Mayim Bialik On Her Directorial Debut & Passion For Mental Health

How the past two years changed her perspective.

by Natalia Lusinski
Storm Santos
mayim bialik as they made us

Whether you know her from playing the young Bette Midler in Beaches, as the hat-wearing titular character in Blossom, or as Dr. Amy Farrah Fowler in The Big Bang Theory, chances are Mayim Bialik’s been a part of your life in some capacity. And over the years, the child actor has grown her resume to include writer, producer, Jeopardy! host, podcast host, bestselling author, neuroscientist, mental health advocate, and parent. (Whew!) And now, Bialik’s latest film, As They Made Us, marks her directorial debut. The movie, which she also wrote and produced, is out April 8 in theaters and VOD. She really does do it all.

Starring Dustin Hoffman, Candice Bergen, Dianna Agron, and her former Big Bang Theory costar, Simon Helberg, the new comedy-drama is loosely based on Bialik’s life. The film looks at poignant themes: struggles with mental health within a family, a sick father, and siblings who are polar opposites: one trying to take care of everything while the other has been estranged from the family. (Bialik lost her own father in 2015 and spent the next year following the Jewish custom of mourning. After that year, she started working on the screenplay for As They Made Us.)

In an interview with TZR, Bialik explains that even though the film is loosely based on her life and experiences close to her heart, “it’s based on a lot of people’s lives — having this experience with complicated parents and trying to find your way and your independence.” She says she wanted to explore a theme not seen as often onscreen, the sibling dynamic and the tension between them when a parent becomes ill.

When asked how her family felt about her doing the movie and addressing some familial topics in a more public light, Bialik explains that she doesn’t go scene-by-scene into her real-life past. “Everyone has a different story; my mother’s perception is very different than mine,” she says. “This is how I choose to tell stories.” The Call Me Kat star adds that she was very clear with her extended family about this, too, and that there’s a vibe and experience she’s trying to communicate through the film. “I think it’s important to talk about mental health in any and every way we can,” she says. Many films make us laugh and smile and feel great, but she wanted to make sure the film was meaningful and poignant, as well, both on the page and onscreen.
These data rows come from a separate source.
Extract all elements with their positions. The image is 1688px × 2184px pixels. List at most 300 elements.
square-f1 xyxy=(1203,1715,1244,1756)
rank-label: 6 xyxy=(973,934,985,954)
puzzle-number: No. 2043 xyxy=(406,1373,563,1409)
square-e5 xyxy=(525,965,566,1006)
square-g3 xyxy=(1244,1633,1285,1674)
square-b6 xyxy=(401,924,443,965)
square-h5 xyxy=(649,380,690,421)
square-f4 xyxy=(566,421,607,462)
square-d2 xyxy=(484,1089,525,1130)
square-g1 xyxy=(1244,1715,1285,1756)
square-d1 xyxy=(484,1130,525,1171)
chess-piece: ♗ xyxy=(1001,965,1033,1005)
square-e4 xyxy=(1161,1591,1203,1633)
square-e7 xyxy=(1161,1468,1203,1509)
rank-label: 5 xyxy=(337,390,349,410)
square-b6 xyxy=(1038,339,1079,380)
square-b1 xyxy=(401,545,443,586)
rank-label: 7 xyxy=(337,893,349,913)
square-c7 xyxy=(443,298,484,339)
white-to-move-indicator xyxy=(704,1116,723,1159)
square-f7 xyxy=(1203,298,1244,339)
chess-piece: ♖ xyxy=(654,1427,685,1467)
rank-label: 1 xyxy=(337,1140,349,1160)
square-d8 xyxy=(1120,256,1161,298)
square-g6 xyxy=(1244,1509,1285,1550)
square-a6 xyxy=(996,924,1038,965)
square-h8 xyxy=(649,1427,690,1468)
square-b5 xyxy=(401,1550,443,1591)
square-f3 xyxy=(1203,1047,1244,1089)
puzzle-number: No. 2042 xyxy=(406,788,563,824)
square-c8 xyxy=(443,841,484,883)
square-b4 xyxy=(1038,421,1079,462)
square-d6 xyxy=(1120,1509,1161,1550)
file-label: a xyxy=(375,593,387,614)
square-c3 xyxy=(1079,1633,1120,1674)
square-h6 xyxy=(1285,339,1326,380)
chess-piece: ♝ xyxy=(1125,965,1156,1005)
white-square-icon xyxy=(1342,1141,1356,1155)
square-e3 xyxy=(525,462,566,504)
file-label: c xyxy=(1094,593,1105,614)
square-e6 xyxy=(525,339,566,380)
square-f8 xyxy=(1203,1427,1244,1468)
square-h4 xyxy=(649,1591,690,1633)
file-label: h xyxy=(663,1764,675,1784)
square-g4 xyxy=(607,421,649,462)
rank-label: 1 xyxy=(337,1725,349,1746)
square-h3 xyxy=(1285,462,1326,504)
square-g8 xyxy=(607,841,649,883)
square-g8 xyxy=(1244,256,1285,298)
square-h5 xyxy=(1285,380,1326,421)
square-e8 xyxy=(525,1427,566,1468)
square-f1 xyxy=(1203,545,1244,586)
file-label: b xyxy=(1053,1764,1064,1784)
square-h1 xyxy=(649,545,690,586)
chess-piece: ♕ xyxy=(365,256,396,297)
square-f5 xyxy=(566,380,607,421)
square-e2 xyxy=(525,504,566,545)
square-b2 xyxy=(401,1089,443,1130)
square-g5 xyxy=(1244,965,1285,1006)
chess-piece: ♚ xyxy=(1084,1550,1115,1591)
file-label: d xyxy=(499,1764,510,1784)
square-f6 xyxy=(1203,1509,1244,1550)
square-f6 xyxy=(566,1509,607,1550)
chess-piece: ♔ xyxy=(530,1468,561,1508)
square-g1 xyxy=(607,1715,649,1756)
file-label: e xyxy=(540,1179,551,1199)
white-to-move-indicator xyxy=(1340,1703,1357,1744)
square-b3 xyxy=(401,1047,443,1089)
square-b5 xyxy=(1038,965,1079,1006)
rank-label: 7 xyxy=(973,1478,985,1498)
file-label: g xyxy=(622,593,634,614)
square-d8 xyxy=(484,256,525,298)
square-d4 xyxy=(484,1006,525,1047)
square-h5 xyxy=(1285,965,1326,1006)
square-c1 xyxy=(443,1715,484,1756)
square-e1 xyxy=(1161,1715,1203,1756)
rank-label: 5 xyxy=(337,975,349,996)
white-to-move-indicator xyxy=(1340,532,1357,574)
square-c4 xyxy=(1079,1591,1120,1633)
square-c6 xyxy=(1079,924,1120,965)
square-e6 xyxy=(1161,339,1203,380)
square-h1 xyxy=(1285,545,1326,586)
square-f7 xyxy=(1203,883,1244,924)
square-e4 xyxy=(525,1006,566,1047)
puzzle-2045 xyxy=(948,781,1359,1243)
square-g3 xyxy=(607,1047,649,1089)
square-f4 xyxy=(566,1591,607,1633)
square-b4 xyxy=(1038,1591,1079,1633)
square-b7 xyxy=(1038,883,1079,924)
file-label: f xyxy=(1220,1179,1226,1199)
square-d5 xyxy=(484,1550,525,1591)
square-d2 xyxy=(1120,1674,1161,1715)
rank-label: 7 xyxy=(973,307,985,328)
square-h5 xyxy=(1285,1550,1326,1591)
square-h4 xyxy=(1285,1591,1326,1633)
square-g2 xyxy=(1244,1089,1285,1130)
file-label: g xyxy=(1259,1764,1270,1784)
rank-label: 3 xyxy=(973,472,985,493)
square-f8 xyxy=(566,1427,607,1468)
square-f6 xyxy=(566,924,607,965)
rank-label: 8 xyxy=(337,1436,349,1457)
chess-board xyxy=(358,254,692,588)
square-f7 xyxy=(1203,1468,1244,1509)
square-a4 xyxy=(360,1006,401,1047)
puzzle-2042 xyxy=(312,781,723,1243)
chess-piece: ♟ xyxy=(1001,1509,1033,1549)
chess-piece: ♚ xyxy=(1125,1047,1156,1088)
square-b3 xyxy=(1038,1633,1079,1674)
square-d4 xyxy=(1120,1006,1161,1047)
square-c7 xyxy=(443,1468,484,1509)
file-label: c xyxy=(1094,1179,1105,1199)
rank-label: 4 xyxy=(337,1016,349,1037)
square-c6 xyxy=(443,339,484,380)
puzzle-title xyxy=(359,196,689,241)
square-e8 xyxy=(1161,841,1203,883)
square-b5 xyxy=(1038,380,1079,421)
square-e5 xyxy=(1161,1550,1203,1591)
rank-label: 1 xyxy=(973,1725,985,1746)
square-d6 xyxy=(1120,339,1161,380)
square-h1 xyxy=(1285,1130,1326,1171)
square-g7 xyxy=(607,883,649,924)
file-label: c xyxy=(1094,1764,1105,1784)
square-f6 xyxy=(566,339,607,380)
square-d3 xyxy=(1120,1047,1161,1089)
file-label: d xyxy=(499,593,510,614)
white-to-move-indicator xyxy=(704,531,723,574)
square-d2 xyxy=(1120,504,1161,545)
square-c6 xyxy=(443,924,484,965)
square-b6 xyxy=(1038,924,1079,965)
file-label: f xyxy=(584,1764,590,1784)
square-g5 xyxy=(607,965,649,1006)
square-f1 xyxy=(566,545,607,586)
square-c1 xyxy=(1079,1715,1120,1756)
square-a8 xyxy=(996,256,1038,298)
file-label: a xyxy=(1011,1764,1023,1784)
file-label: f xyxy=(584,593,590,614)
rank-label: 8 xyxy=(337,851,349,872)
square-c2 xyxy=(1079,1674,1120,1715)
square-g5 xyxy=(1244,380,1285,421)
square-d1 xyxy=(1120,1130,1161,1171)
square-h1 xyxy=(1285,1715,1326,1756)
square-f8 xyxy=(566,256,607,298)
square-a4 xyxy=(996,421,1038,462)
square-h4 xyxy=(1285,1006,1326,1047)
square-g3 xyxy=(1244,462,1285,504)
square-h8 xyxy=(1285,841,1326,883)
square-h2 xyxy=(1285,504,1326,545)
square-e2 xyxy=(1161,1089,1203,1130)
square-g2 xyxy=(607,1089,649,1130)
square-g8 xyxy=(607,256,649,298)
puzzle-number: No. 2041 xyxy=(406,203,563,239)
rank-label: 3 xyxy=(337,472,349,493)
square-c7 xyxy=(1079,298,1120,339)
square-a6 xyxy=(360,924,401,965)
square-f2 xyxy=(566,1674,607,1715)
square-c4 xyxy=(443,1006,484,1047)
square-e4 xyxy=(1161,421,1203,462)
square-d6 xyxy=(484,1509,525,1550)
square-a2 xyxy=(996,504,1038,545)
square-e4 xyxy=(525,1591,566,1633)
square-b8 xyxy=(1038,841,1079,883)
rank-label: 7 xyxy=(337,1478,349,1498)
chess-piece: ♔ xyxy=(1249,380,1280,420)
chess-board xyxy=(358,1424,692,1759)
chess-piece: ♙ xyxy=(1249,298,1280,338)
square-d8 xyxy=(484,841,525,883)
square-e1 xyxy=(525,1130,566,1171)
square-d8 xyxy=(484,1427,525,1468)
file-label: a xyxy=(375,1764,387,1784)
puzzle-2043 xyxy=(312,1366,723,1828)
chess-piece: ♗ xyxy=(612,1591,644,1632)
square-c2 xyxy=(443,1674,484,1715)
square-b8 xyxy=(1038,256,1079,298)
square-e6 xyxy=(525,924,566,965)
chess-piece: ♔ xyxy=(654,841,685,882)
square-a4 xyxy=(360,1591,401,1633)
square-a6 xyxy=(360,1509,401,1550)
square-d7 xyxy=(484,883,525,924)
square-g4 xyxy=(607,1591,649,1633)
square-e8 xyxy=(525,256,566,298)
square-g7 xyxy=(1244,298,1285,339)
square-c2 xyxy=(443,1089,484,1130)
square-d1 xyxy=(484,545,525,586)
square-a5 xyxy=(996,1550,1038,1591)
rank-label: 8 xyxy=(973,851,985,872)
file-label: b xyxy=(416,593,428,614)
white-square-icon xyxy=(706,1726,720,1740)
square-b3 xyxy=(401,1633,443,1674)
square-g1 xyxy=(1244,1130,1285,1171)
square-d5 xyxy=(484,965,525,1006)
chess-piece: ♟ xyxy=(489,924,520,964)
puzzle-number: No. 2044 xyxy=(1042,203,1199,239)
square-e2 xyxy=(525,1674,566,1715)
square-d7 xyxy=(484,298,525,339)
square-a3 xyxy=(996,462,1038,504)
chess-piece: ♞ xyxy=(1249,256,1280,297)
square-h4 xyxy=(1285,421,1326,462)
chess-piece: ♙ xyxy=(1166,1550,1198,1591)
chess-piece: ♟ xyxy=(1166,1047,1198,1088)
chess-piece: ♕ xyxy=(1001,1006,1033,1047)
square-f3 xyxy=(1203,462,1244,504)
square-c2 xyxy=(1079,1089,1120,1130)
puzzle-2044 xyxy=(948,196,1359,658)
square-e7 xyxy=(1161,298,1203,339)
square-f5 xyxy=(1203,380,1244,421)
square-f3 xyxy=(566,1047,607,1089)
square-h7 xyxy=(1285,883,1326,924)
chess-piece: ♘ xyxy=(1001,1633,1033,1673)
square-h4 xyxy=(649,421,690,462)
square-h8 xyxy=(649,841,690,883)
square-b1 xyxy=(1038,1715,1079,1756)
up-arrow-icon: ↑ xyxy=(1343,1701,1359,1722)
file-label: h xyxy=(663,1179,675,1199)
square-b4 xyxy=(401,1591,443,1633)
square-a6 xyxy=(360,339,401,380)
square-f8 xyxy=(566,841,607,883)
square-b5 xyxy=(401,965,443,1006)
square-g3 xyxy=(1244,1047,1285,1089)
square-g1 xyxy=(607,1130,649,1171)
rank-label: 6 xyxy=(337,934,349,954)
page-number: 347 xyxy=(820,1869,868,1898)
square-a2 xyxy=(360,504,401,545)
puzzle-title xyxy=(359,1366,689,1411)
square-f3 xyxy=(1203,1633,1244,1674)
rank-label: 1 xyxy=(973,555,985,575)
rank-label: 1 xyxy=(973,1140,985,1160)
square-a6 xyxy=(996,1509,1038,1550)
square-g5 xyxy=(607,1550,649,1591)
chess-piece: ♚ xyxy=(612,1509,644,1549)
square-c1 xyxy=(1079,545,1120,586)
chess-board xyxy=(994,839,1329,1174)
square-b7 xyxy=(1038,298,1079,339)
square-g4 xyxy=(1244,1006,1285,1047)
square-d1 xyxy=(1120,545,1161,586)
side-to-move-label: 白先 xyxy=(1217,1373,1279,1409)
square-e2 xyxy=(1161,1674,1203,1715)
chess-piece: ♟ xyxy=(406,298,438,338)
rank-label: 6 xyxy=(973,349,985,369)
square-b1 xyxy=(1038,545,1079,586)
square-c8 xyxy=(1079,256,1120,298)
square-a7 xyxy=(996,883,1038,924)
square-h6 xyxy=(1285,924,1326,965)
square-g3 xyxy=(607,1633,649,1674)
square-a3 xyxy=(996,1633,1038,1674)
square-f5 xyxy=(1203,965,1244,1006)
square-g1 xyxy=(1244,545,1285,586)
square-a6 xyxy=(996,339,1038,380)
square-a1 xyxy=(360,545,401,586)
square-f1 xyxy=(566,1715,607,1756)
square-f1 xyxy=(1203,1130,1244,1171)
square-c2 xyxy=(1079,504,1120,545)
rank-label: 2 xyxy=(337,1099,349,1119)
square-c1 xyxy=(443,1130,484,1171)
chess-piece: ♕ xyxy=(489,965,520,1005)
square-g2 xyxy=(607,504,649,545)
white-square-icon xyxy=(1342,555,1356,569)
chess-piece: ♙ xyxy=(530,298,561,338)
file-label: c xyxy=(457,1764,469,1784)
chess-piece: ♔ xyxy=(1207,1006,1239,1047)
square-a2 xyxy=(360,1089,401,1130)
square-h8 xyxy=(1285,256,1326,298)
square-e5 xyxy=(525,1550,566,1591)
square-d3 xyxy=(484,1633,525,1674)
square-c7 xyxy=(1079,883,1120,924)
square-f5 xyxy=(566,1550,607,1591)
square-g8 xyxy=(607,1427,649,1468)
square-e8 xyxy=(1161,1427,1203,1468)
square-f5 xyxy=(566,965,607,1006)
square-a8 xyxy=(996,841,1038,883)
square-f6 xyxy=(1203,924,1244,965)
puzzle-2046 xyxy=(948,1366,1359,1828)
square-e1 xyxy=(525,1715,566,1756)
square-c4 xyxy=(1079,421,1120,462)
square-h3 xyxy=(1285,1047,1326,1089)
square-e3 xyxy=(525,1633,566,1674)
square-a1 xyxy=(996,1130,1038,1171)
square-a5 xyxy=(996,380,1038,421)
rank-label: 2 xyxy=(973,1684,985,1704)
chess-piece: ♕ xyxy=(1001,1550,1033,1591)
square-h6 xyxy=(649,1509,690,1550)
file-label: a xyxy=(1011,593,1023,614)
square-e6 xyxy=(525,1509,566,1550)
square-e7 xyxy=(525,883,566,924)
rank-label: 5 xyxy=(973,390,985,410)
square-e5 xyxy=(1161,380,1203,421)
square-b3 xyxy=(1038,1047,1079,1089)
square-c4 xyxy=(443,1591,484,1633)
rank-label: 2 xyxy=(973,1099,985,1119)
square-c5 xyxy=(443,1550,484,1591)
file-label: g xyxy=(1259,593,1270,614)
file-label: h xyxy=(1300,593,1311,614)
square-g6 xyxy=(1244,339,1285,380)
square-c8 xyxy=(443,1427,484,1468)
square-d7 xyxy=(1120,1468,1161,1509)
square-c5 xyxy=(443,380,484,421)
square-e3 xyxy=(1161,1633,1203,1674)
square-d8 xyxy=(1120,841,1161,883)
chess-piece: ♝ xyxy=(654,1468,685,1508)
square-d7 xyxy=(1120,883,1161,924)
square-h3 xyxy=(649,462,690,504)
Of course, Bialik is no stranger to tackling mental health topics. She and her partner, Jonathan Cohen, started their weekly podcast, Mayim Bialik’s Breakdown, during the pandemic. She says they realized stress and other challenges, like a global pandemic, don’t leave you. The podcast’s tagline is, “Armed with a PhD in neuroscience and plenty of personal experience, I'm breaking down mental health so you don't have to.”

A few of the many guests to the podcast have included Matthew McConaughey, Rainn Wilson, Glennon Doyle, Kelly Clarkson, Tig Notaro, Sarah Silverman, Lamorne Morris, and Kunal Nayyar. “So many people do not even have a basic definition of how they’re feeling,” she says. Whether you’re living with anxiety, depression, stress, etc., Bialik and Cohen aim to help by providing some basic tools to improve mental health, especially for those who don’t have access to a therapist or a mental health professional.

On her own time, Bialik has a personal mental health routine she sticks to as well. “Therapy is a big one,” she says. (She goes twice a week and sometimes more.) “And I did force myself to stop acting like meditation and yoga were not for me. I can do them at home with free YouTube videos. I’m learning poses, learning to sit in discomfort, and learning to lean into that.” She also meditates every day at lunch when she’s at work. (She touts Insight Timer’s guided and music meditations for helping her focus.) “You don’t have to be a superhero to learn how to breathe,” she says. Bialik notes that essential oils, too, can be game-changer in relieving stress, but is aware that “trying to minimize stress is a lifelong process.”

If it seems like Bialik has lived many lifetimes already, it’s probably because she has in a way. After Blossom wrapped in 1995 (and after nearly a decade of working as a child actor) — when she was 19 years old — she decided to go to college to pursue Hebrew and Jewish Studies. “I walked off of people’s TV screens and onto the campus of UCLA,” she says. “I come from an immigrant family where college is really valued.” There, she developed an interested in the brain, she adds, and 12 years later, she earned a PhD in neuroscience and completed her doctorate in the fall of 2007. Her first son was an infant as she completed her coursework. “It was very difficult, but I loved my time there; I loved going to a public university,” she explains. Ever since, aside from her career in the entertainment industry, Bialik’s been very involved in the STEM community, encouraging young women to find an interest in STEM fields: science, technology, engineering, or math.

Of all her jobs, though, Bialik says being a parent is the most significant one. Her sons, Myles and Fred, are teenagers now. “It’s very hard being a working parent, and also a divorced parent,” she says. If someone asks her about something in the future, her first thought is about her sons — where will they be then? “My life does revolve around them. You keep a piece of your children with you wherever you go.”